In 1962 I also took a holiday on my own, because I had missed backpacking as a teenager and still had never been on a train. So I resolved to take the overnight train to New York and stay at the YWCA. Issy wouldn’t hear of the Y and browbeat me into staying at the Plaza Hotel. In retrospect, I should, of course, have stayed at the Y. The plan was that I would shop and go to galleries for two days, and then, at five o’clock on the Friday, we would meet up in the Palm Court Bar. I went to three museums and Bergdorf Goodman, my first shopping experience alone and as a grown-up, the first clothes I had bought in seven years — and the most at one time. I found a dramatic white chiffon skirt and black top and also a shoulder-length Marilyn Monroe-style blond wig. Since I have a problem with punctuality — I’m always early — I showed up in the bar 15 minutes ahead, rigged out in my new gear and platinum hair. I took a table near the string quartet that may have been playing “Some Enchanted Evening.”

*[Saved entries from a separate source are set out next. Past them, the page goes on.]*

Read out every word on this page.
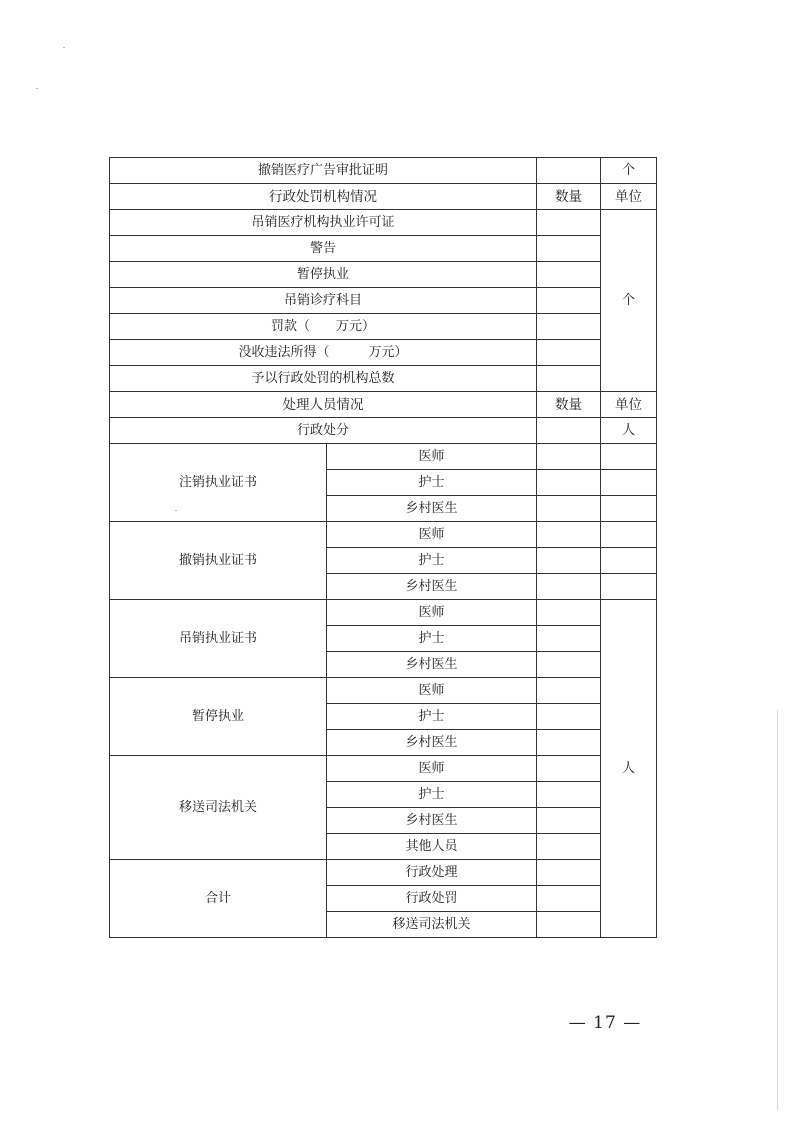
撤销医疗广告审批证明			个
行政处罚机构情况		数量	单位
吊销医疗机构执业许可证			个
警告			
暂停执业			
吊销诊疗科目			
罚款（　　万元）			
没收违法所得（　　　万元）			
予以行政处罚的机构总数			
处理人员情况		数量	单位
行政处分			人
注销执业证书	医师		
	护士		
	乡村医生		
撤销执业证书	医师		
	护士		
	乡村医生		
吊销执业证书	医师		人
	护士		
	乡村医生		
暂停执业	医师		
	护士		
	乡村医生		
移送司法机关	医师		
	护士		
	乡村医生		
	其他人员		
合计	行政处理		
	行政处罚		
	移送司法机关		
— 17 —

Issy arrived, looked around, and sat at a table for two across the room. He ordered a drink, probably a rye and ginger ale. (Now he drinks very old Scotch.) Our eyes met and he gave me an appreciative flirty glance but no sign of recognition.

I ordered a club soda.

He made no move.

I sipped my drink and waited.

Still no move. He didn’t know me.

So I finally got up and walked in his direction. He jumped up, kissed me, and said, “Sweetheart — sorry, I didn’t recognize you. Your hair looks great and you look fantastic in that outfit. I didn’t know it was you. Your hair looks great. So sit down and tell me — how was your trip? Your hair looks great.” And so on.

He, of course, thought I had dyed my hair blond, which I didn’t contradict during his declarations that the colour looked great. Meanwhile I must have bored him as I gave him a breathy, minute-by-minute account of my time in New York: tedious descriptions of the paintings of Turner and Boucher at Henry Clay Rick’s beautifully scaled museum home and still more about Picasso’s horrifying 24-foot-long masterpiece mural, Guernica, at the Museum of Modern Art. I told Issy that the Germans’ bombing of the ancient city of Guernica, as allies of the Spanish during the Civil War, had been their test run for World War II.

While I went on and on — in a voice that reaches an unpleasant, off-putting pitch when I’m excited — I slowly raised my hands and reached up as if adjusting a hat that has slipped back and pulled my wig slightly forward. Issy fell back and collapsed in laughter. The Palm Court musicians played on while we caught up. And the evening and night were splendid — as good as it gets.

Living in a two-bedroom apartment with three kids had its difficulties, but only in retrospect. In the winter I had to dress all three and myself and then summon the elevator, by which time we were all in a sweat. After six years at Bathurst and Roselawn, we moved to a spacious, modern four-bedroom house in Hogg’s Hollow in 1962. …

Isadore was working on his second hotel and we enjoyed a new measure of prosperity. Our Hogg’s Hollow home was designed by Peter Dickenson, who had drawn up the first Four Seasons Hotel in Frank Lloyd Wright style. The place he did for us featured wood and fieldstone accent walls both outside and in. It wasn’t the style of house we had wanted at first. Before Peter drew up the plans, we drove him around the corner and insisted he see our idea of a dream house. He was not impressed. After studying the building for a few moments, he sniffed. “Oh, I see you have a fondness for mock Georgian.